Quel colistier pour Abdoulaye Wade ?

En s’attachant les services d’un colistier relativement jeune, Wade tentera d’abord de faire oublier son âge, 85 ans. La manœuvre pourrait également faciliter une réconciliation de la famille libérale. Depuis l’accession de Wade à la magistrature suprême, son parti a connu une véritable saignée avec les départs successifs d’Idrissa Seck, Macky Sall, Cheikh Tidiane Gadio et dernièrement Aminata Tall Sall. La vice-présidence pourrait ainsi échoir à Idrissa Seck, qui se dit « actionnaire majoritaire du PDS », ou Aminata Tall, qui a claqué la porte du parti en dénonçant l’ingratitude de Wade. Lorsque la vice-présidence a été instituée en 2009, les deux noms avaient d’ailleurs souvent été cités pour occuper le poste…

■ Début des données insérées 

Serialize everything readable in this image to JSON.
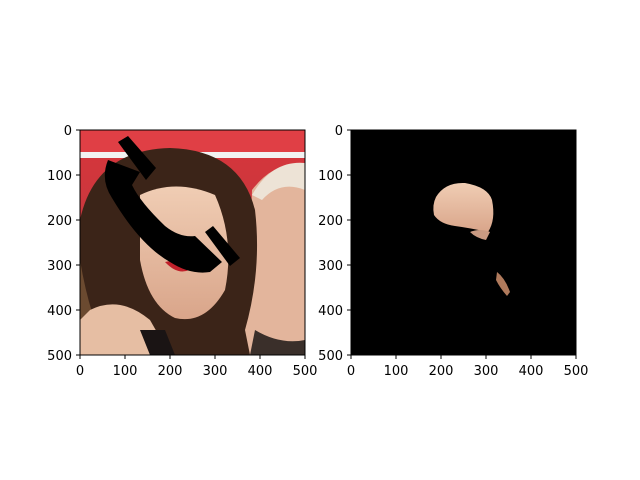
{
  "chart_data": [
    {
      "type": "image",
      "description_key": "left",
      "xlim": [
        0,
        500
      ],
      "ylim": [
        500,
        0
      ],
      "xticks": [
        "0",
        "100",
        "200",
        "300",
        "400",
        "500"
      ],
      "yticks": [
        "0",
        "100",
        "200",
        "300",
        "400",
        "500"
      ],
      "image": "photo of two people with a black phone-handset shaped occlusion mask over the woman's face"
    },
    {
      "type": "image",
      "description_key": "right",
      "xlim": [
        0,
        500
      ],
      "ylim": [
        500,
        0
      ],
      "xticks": [
        "0",
        "100",
        "200",
        "300",
        "400",
        "500"
      ],
      "yticks": [
        "0",
        "100",
        "200",
        "300",
        "400",
        "500"
      ],
      "image": "black background showing only a small segmented skin region of the face"
    }
  ],
  "colors": {
    "mask": "#000000",
    "skin": "#e8c2a8",
    "banner_red": "#d63a3f",
    "hair": "#3b2418"
  }
}
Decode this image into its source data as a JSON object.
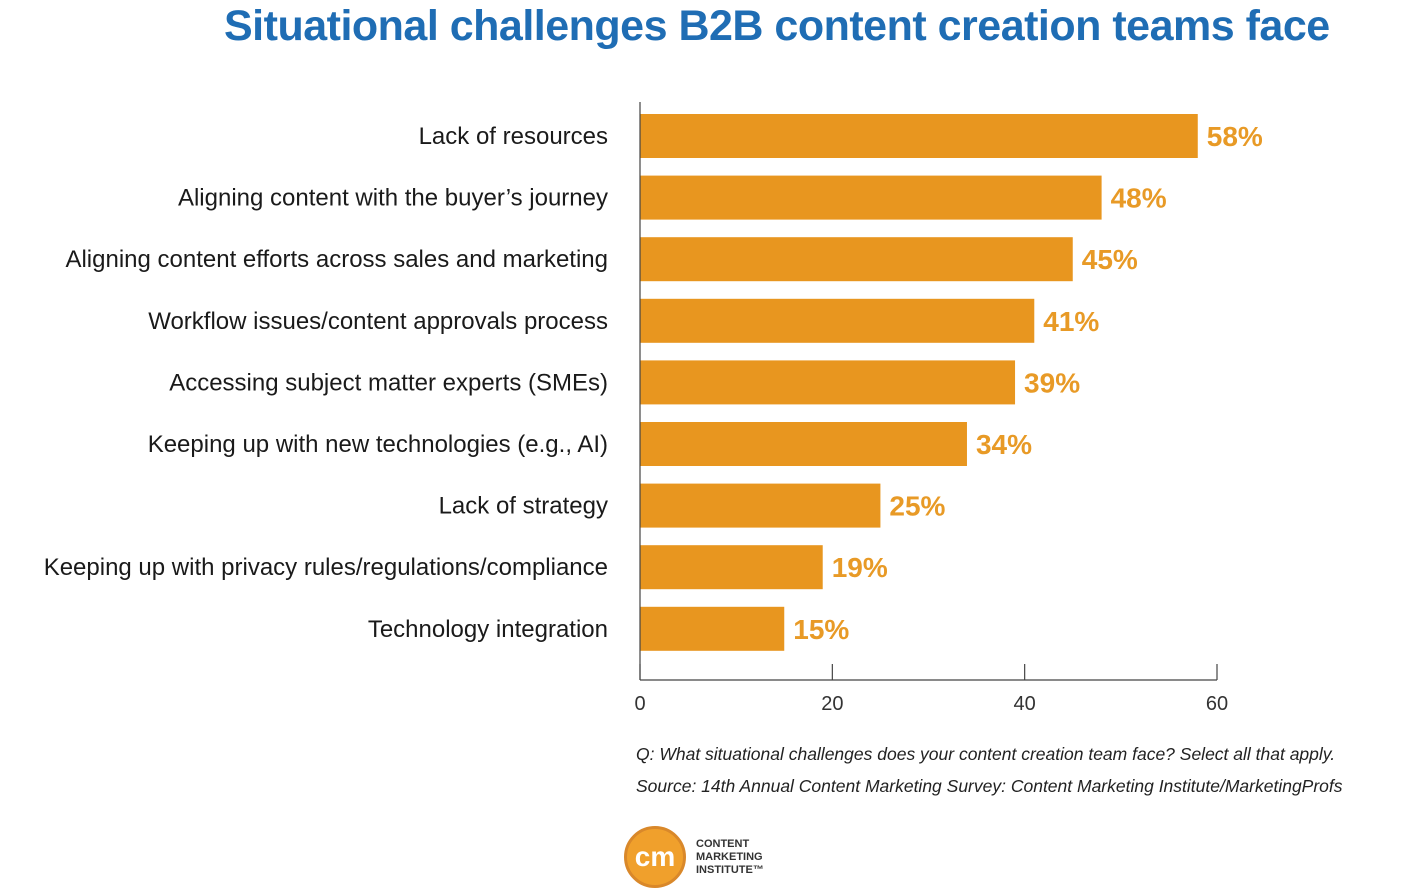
{
  "chart_data": {
    "type": "bar",
    "orientation": "horizontal",
    "title": "Situational challenges B2B content creation teams face",
    "categories": [
      "Lack of resources",
      "Aligning content with the buyer’s journey",
      "Aligning content efforts across sales and marketing",
      "Workflow issues/content approvals process",
      "Accessing subject matter experts (SMEs)",
      "Keeping up with new technologies (e.g., AI)",
      "Lack of strategy",
      "Keeping up with privacy rules/regulations/compliance",
      "Technology integration"
    ],
    "values": [
      58,
      48,
      45,
      41,
      39,
      34,
      25,
      19,
      15
    ],
    "value_labels": [
      "58%",
      "48%",
      "45%",
      "41%",
      "39%",
      "34%",
      "25%",
      "19%",
      "15%"
    ],
    "xlim": [
      0,
      60
    ],
    "xticks": [
      0,
      20,
      40,
      60
    ],
    "grid": false,
    "bar_color": "#e8961f",
    "label_color": "#e89a26"
  },
  "notes": {
    "question": "Q: What situational challenges does your content creation team face? Select all that apply.",
    "source": "Source: 14th Annual Content Marketing Survey: Content Marketing Institute/MarketingProfs"
  },
  "logo": {
    "mark": "cm",
    "line1": "CONTENT",
    "line2": "MARKETING",
    "line3": "INSTITUTE™"
  }
}
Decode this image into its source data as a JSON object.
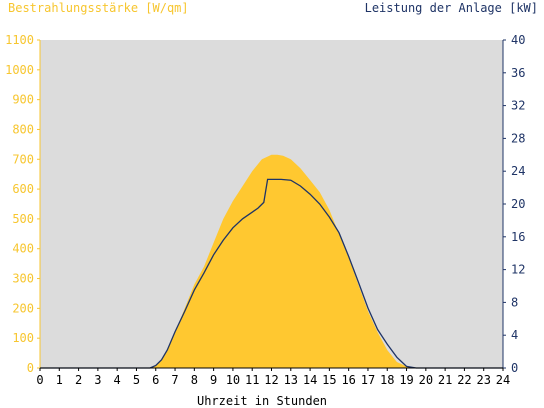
{
  "chart_data": {
    "type": "area",
    "title_left": "Bestrahlungsstärke [W/qm]",
    "title_right": "Leistung der Anlage [kW]",
    "xlabel": "Uhrzeit in Stunden",
    "xlim": [
      0,
      24
    ],
    "x_ticks": [
      "0",
      "1",
      "2",
      "3",
      "4",
      "5",
      "6",
      "7",
      "8",
      "9",
      "10",
      "11",
      "12",
      "13",
      "14",
      "15",
      "16",
      "17",
      "18",
      "19",
      "20",
      "21",
      "22",
      "23",
      "24"
    ],
    "y_left": {
      "lim": [
        0,
        1100
      ],
      "ticks": [
        "0",
        "100",
        "200",
        "300",
        "400",
        "500",
        "600",
        "700",
        "800",
        "900",
        "1000",
        "1100"
      ]
    },
    "y_right": {
      "lim": [
        0,
        40
      ],
      "ticks": [
        "0",
        "4",
        "8",
        "12",
        "16",
        "20",
        "24",
        "28",
        "32",
        "36",
        "40"
      ]
    },
    "series": [
      {
        "name": "Bestrahlungsstärke [W/qm]",
        "axis": "left",
        "color": "#ffc830",
        "x": [
          0,
          5.7,
          6.0,
          6.3,
          6.6,
          7.0,
          7.5,
          8.0,
          8.5,
          9.0,
          9.5,
          10.0,
          10.5,
          11.0,
          11.5,
          12.0,
          12.3,
          12.6,
          13.0,
          13.5,
          14.0,
          14.5,
          15.0,
          15.5,
          16.0,
          16.5,
          17.0,
          17.5,
          18.0,
          18.5,
          19.0,
          19.5,
          24
        ],
        "y": [
          0,
          0,
          10,
          30,
          60,
          120,
          200,
          280,
          340,
          420,
          500,
          560,
          610,
          660,
          700,
          715,
          715,
          712,
          700,
          670,
          630,
          590,
          530,
          450,
          370,
          280,
          190,
          120,
          60,
          20,
          5,
          0,
          0
        ]
      },
      {
        "name": "Leistung der Anlage [kW]",
        "axis": "right",
        "color": "#1f3466",
        "x": [
          0,
          5.7,
          6.0,
          6.3,
          6.6,
          7.0,
          7.5,
          8.0,
          8.5,
          9.0,
          9.5,
          10.0,
          10.5,
          11.0,
          11.3,
          11.6,
          11.8,
          12.0,
          12.5,
          13.0,
          13.5,
          14.0,
          14.5,
          15.0,
          15.5,
          16.0,
          16.5,
          17.0,
          17.5,
          18.0,
          18.5,
          19.0,
          19.5,
          24
        ],
        "y": [
          0,
          0,
          0.3,
          1.0,
          2.2,
          4.4,
          6.9,
          9.5,
          11.6,
          13.8,
          15.6,
          17.1,
          18.2,
          19.0,
          19.5,
          20.2,
          23.0,
          23.0,
          23.0,
          22.9,
          22.2,
          21.2,
          20.0,
          18.4,
          16.5,
          13.6,
          10.5,
          7.3,
          4.7,
          2.9,
          1.3,
          0.2,
          0,
          0
        ]
      }
    ],
    "colors": {
      "plot_background": "#dcdcdc",
      "left_axis": "#f7c62f",
      "right_axis": "#1f3466",
      "area": "#ffc830",
      "line": "#1f3466"
    },
    "grid": false
  }
}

Dans l’opposition, les réactions ne se sont pas fait attendre. Pour Moussa Sarr, porte-parole de la Ligue démocratique (LD), « le président de la République prépare sa succession biologique ». « Il n’en peut plus, il a atteint ses limites. Qui sera vice-président ? Son fils ou ses fils d’emprunt ? », s’interroge-t-il. Hélène Tine, porte-parole de l‘Alliance des forces du progrès (Afp), partage la même opinion. « Il n’osera pas présenter aux Sénégalais un Wade au carré. Aujourd’hui, c’est le vide autour de lui. Je pense qu’il cherche à faire revenir un de ses fils perdus ou en divagation. Mais, prévient-elle, quel que soit le schéma qu’il va prendre, Abdoulaye Wade sera battu. » La présidentielle de 2012 était d’ores et déjà dans toutes les têtes. Si le projet de loi constitutionnelle annoncé hier par le chef de l’Etat en Conseil des ministres devait être adopté par le Parlement, son intérêt n’en sera encore que plus grand.